Estas películas sobre Arthur Fleck / Joker redondearon una tragedia contemporánea en dos partes, de la que forman parte elementos clásicos del género. (En muchos pasajes no le vendría mal la música de Leoncavallo, hay que admitirlo.) Pero, al mismo tiempo, habla como pocas del mundo actual y por ende no podría haber sido concebida así, tal cual, hace veinte años, o cuarenta, o sesenta. Así como Joker: Folie à Deux anticipa su culminación desde el comienzo del relato —ya está implícita en el dibujo animado del arranque y en una de las primeras fantasías musicales, esa en la que Fleck imagina a Harleen y a sí mismo como Sonny & Cher—, nos anticipa cuál será nuestro destino si seguimos viviendo de este modo. Sin reaccionar, persuadidos de que nuestras interacciones digitales son toda la acción que hace falta para modificar la realidad. Y sin organizarnos para recuperar el dominio de nuestros destinos, que le cedimos gentilmente a los más lunáticos del asilo.
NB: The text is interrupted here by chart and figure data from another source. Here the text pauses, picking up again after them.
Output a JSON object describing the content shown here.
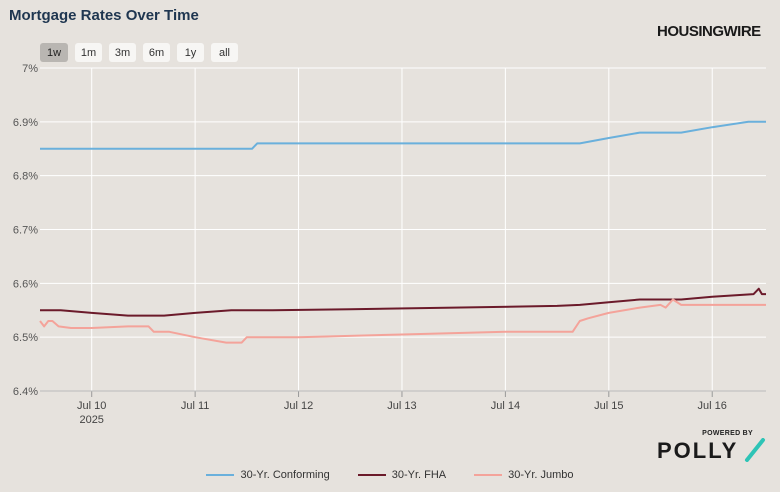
{
  "header": {
    "title": "Mortgage Rates Over Time",
    "brand": "HOUSINGWIRE"
  },
  "range_buttons": [
    "1w",
    "1m",
    "3m",
    "6m",
    "1y",
    "all"
  ],
  "active_range": "1w",
  "sponsor": {
    "powered_by": "POWERED BY",
    "name": "POLLY"
  },
  "chart_data": {
    "type": "line",
    "title": "Mortgage Rates Over Time",
    "xlabel": "",
    "ylabel": "",
    "x_ticks": [
      {
        "label": "Jul 10",
        "sub": "2025",
        "x": 10
      },
      {
        "label": "Jul 11",
        "sub": "",
        "x": 11
      },
      {
        "label": "Jul 12",
        "sub": "",
        "x": 12
      },
      {
        "label": "Jul 13",
        "sub": "",
        "x": 13
      },
      {
        "label": "Jul 14",
        "sub": "",
        "x": 14
      },
      {
        "label": "Jul 15",
        "sub": "",
        "x": 15
      },
      {
        "label": "Jul 16",
        "sub": "",
        "x": 16
      }
    ],
    "y_ticks": [
      "6.4%",
      "6.5%",
      "6.6%",
      "6.7%",
      "6.8%",
      "6.9%",
      "7%"
    ],
    "xlim": [
      9.5,
      16.52
    ],
    "ylim": [
      6.4,
      7.0
    ],
    "grid": true,
    "legend_position": "bottom",
    "series": [
      {
        "name": "30-Yr. Conforming",
        "color": "#6ab0dc",
        "x": [
          9.5,
          11.55,
          11.6,
          14.72,
          15.0,
          15.3,
          15.7,
          16.0,
          16.35,
          16.52
        ],
        "y": [
          6.85,
          6.85,
          6.86,
          6.86,
          6.87,
          6.88,
          6.88,
          6.89,
          6.9,
          6.9
        ]
      },
      {
        "name": "30-Yr. FHA",
        "color": "#6b1a2a",
        "x": [
          9.5,
          9.7,
          10.0,
          10.35,
          10.7,
          11.0,
          11.35,
          11.75,
          12.5,
          13.5,
          14.5,
          14.72,
          15.0,
          15.3,
          15.7,
          16.0,
          16.4,
          16.45,
          16.48,
          16.52
        ],
        "y": [
          6.55,
          6.55,
          6.545,
          6.54,
          6.54,
          6.545,
          6.55,
          6.55,
          6.552,
          6.555,
          6.558,
          6.56,
          6.565,
          6.57,
          6.57,
          6.575,
          6.58,
          6.59,
          6.58,
          6.58
        ]
      },
      {
        "name": "30-Yr. Jumbo",
        "color": "#f4a39a",
        "x": [
          9.5,
          9.54,
          9.58,
          9.62,
          9.68,
          9.8,
          10.0,
          10.35,
          10.55,
          10.6,
          10.75,
          11.0,
          11.3,
          11.45,
          11.5,
          12.0,
          13.0,
          14.0,
          14.65,
          14.72,
          14.8,
          15.0,
          15.3,
          15.5,
          15.55,
          15.62,
          15.7,
          16.0,
          16.52
        ],
        "y": [
          6.53,
          6.52,
          6.53,
          6.53,
          6.52,
          6.517,
          6.517,
          6.52,
          6.52,
          6.51,
          6.51,
          6.5,
          6.49,
          6.49,
          6.5,
          6.5,
          6.505,
          6.51,
          6.51,
          6.53,
          6.535,
          6.545,
          6.555,
          6.56,
          6.555,
          6.57,
          6.56,
          6.56,
          6.56
        ]
      }
    ]
  }
}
El pobre de Fleck intuye que es demasiado tarde para ser ingenuamente bueno, porque —entre otros signos— se lo está diciendo la música que hasta entonces consideraba, como tantos lo hacemos, meramente pasatista. Cuando la música popular es excelsa, te dice la verdad aunque recubra su amargura con un baño de almíbar. La canción que cantan los carceleros todo el tiempo es When the Saints Go Marching In, cuya letra es inequívoca: "Cuando los santos entren marchando / Yo quiero ser parte de su formación". ¿Y cuándo llegarán así los santos, según la tradición? Durante el Juicio Final, efectivamente. Que es a lo que llama otra de las canciones, Get Happy, a pesar de lo juguetón de su melodía: "Preparate para el Día del Juicio" (Get ready for the Judgement Day.) Igualmente inmisericorde es la letra de That's Life, que aunque propone que uno debe levantarse cada vez que caiga ("Cada vez que me encuentro / Tumbado de cara en el suelo / Me levanto y / Retorno a la carrera", afirma), también admite que todo tiene un límite, y termina diciendo: "Si a la altura de julio nada me salió bien todavía / Me voy a enrollar como una bolita / Y me voy a dejar morir". Que es lo mismo que sugiere World On A String: "La vida es una cosa hermosa / Siempre y cuando seas vos el que tiene el piolín que la maneja". Parecido a lo que dice The Joker, la vieja canción de Leslie Bricusse y Anthony Newley que también forma parte del film:
Siempre hay un joker, esa es la regla
Pero el destino reparte las cartas, y ahora veo
Que el joker soy yo.
Eso es lo que dice Todd Phillips a través de esa oportunísima provocación, ese fuck you al público masivo que es Joker: Folie à Deux. Si seguimos tonteando, no nos quejemos cuando se revele que estamos a esto del Juicio Final. Somos el remate, el punchline, de las bromas de los poderosos. Y no somos el Joker, no, aunque lo pretendamos: somos Arthur Fleck, y gracias.
Si no nos decidimos de una vez ocupar el escenario y hacer nuestra gracia, vamos a terminar como aquel se convirtió en el único hombre decente y redimido de Ciudad Gótica, cuando ya era demasiado tarde.